Com a alta dos combustíveis, muitas pessoas se interessaram em entender um pouco mais sobre carros que usam a eletricidade para se locomover. Entretanto, a construção dessas máquinas não teve por intenção a economia em gasolina pelo usuário, mas foi voltada para tentar melhorar a questão ambiental.

As cidades costumam ter altos índices de poluição do ar devido aos gases expelidos pelos motores à combustão, além disso, essas mesmas substâncias colaboram muito para a piora do efeito estufa que vem causando muitos problemas à natureza.

Como solução para esse problema, muitas marcas desenvolveram automóveis que utilizam a eletricidade como alternativa aos combustíveis e, com isso, popularizaram-se os carros elétricos e híbridos.
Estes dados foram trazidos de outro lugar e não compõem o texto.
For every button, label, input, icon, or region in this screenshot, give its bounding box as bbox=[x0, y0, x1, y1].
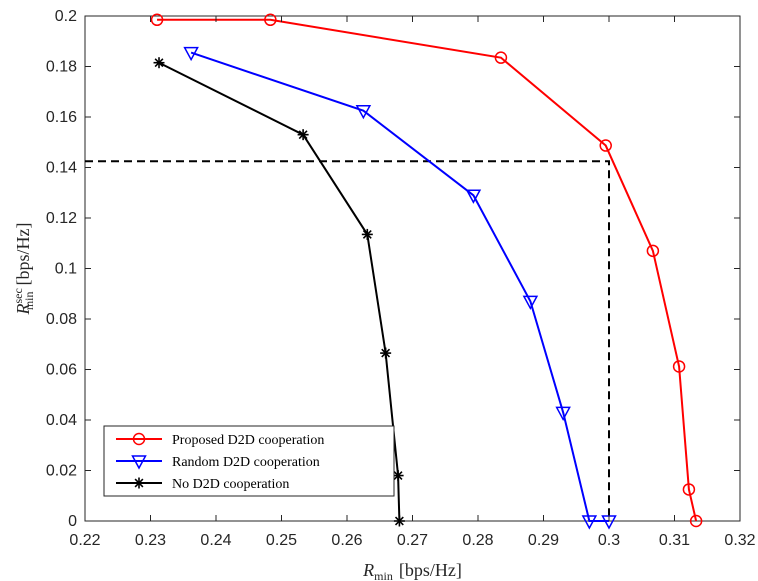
legend: Proposed D2D cooperation Random D2D coope… bbox=[103, 425, 395, 497]
x-tick-label: 0.32 bbox=[724, 532, 755, 549]
data-point-star bbox=[133, 477, 145, 489]
reference-dashed-line bbox=[85, 160, 610, 521]
reference-line-layer bbox=[85, 160, 610, 521]
y-tick-label: 0.1 bbox=[55, 261, 77, 278]
data-point-triangle bbox=[465, 189, 482, 204]
x-axis-label: Rmin [bps/Hz] bbox=[362, 560, 462, 581]
x-tick-label: 0.3 bbox=[598, 532, 620, 549]
legend-label: No D2D cooperation bbox=[172, 477, 289, 492]
star-stroke bbox=[134, 478, 144, 488]
data-point-circle bbox=[599, 139, 612, 152]
x-tick-label: 0.29 bbox=[528, 532, 559, 549]
y-tick-label: 0.06 bbox=[46, 362, 77, 379]
y-tick-label: 0.16 bbox=[46, 109, 77, 126]
star-stroke bbox=[381, 348, 391, 358]
star-stroke bbox=[394, 516, 404, 526]
legend-label: Proposed D2D cooperation bbox=[172, 433, 324, 448]
data-point-circle bbox=[646, 244, 660, 258]
star-stroke bbox=[362, 229, 372, 239]
x-tick-label: 0.25 bbox=[266, 532, 297, 549]
data-point-triangle bbox=[183, 46, 199, 62]
data-point-triangle bbox=[355, 104, 372, 120]
x-tick-label: 0.22 bbox=[69, 532, 100, 549]
x-tick-label: 0.26 bbox=[331, 532, 362, 549]
x-tick-label: 0.31 bbox=[659, 532, 690, 549]
x-tick-labels: 0.22 0.23 0.24 0.25 0.26 0.27 0.28 0.29 0.3 0.31 0… bbox=[69, 532, 755, 549]
data-point-circle bbox=[682, 483, 696, 496]
y-axis-label: Rsecmin[bps/Hz] bbox=[11, 223, 36, 316]
x-tick-label: 0.28 bbox=[462, 532, 493, 549]
data-point-circle bbox=[150, 13, 164, 27]
data-point-star bbox=[361, 228, 373, 240]
y-tick-label: 0.02 bbox=[46, 463, 77, 480]
data-point-circle bbox=[264, 13, 277, 27]
y-tick-label: 0.2 bbox=[55, 8, 77, 25]
data-point-star bbox=[393, 515, 405, 527]
data-point-triangle bbox=[581, 515, 598, 530]
y-tick-label: 0.14 bbox=[46, 160, 77, 177]
y-tick-label: 0.12 bbox=[46, 210, 77, 227]
data-point-circle bbox=[672, 360, 686, 373]
series-layer bbox=[150, 13, 703, 530]
data-point-circle bbox=[132, 432, 146, 446]
series-line bbox=[190, 51, 609, 522]
legend-label: Random D2D cooperation bbox=[172, 455, 320, 470]
data-point-star bbox=[153, 57, 165, 69]
data-point-triangle bbox=[522, 295, 539, 310]
x-tick-label: 0.27 bbox=[397, 532, 428, 549]
data-point-circle bbox=[494, 51, 508, 64]
data-point-star bbox=[297, 129, 309, 141]
x-tick-label: 0.23 bbox=[135, 532, 166, 549]
series bbox=[183, 46, 617, 530]
star-stroke bbox=[298, 130, 308, 140]
data-point-circle bbox=[689, 514, 703, 528]
y-tick-label: 0.08 bbox=[46, 311, 77, 328]
svg-text:Rsecmin[bps/Hz]: Rsecmin[bps/Hz] bbox=[11, 223, 36, 316]
x-tick-label: 0.24 bbox=[200, 532, 231, 549]
y-tick-label: 0.18 bbox=[46, 59, 77, 76]
y-tick-label: 0 bbox=[68, 513, 77, 530]
series-line bbox=[157, 18, 698, 522]
y-tick-labels: 0 0.02 0.04 0.06 0.08 0.1 0.12 0.14 0.16 0.18 0.2 bbox=[46, 8, 77, 530]
data-point-star bbox=[380, 347, 392, 359]
y-tick-label: 0.04 bbox=[46, 412, 77, 429]
data-point-triangle bbox=[131, 455, 147, 470]
data-point-triangle bbox=[555, 406, 571, 421]
tick-layer bbox=[84, 15, 741, 522]
star-stroke bbox=[393, 471, 403, 481]
series-line bbox=[158, 61, 401, 522]
star-stroke bbox=[154, 58, 164, 68]
series bbox=[150, 13, 703, 528]
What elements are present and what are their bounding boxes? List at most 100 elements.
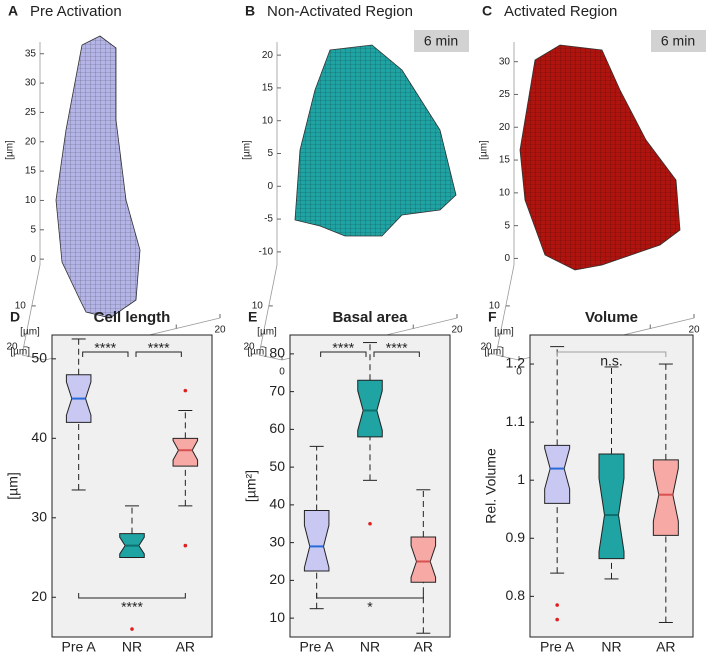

Confira a seguir as diferenças entre os dois modelos:

O que diferencia o carro híbrido do carro elétrico

Com praticamente o mesmo design e itens de comodidade, a diferenciação deve ser feita através do motor. Siga a leitura para entender melhor:

Carros híbridos

Esses automóveis vão utilizar a eletricidade para melhorar a performance e, consequentemente, diminuir a emissão de gases do efeito estufa, com isso eles não precisam de paradas para recarregar suas baterias. Nesse caso, as idas ao mecânico costumam ser muito similares àquelas dos carros convencionais.

A grande vantagem é a economia de combustível e um ótimo desempenho na cidade devido ao elevado torque do motor elétrico.

Carros elétricos

Eles são movidos totalmente com energia elétrica e precisam parar para recarregar de tempos em tempos. Aqui, a manutenção costuma ser muito mais simples (e barata), porque esses carros possuem muito menos componentes.

A principal vantagem dessa modalidade é não emitir poluentes e ter uma autonomia que, na maioria das vezes, supre a necessidade de qualquer usuário dentro da cidade.

A desvantagem fica por conta da pouquíssima infraestrutura para recarga e o tempo para encher as baterias (em torno de 12 horas), além de ter aplicação limitada em viagens (ainda mais em um país do tamanho do Brasil).

Por enquanto, infelizmente, escolher entre essas duas opções é para poucos, devido ao elevado preço que estão sendo praticados.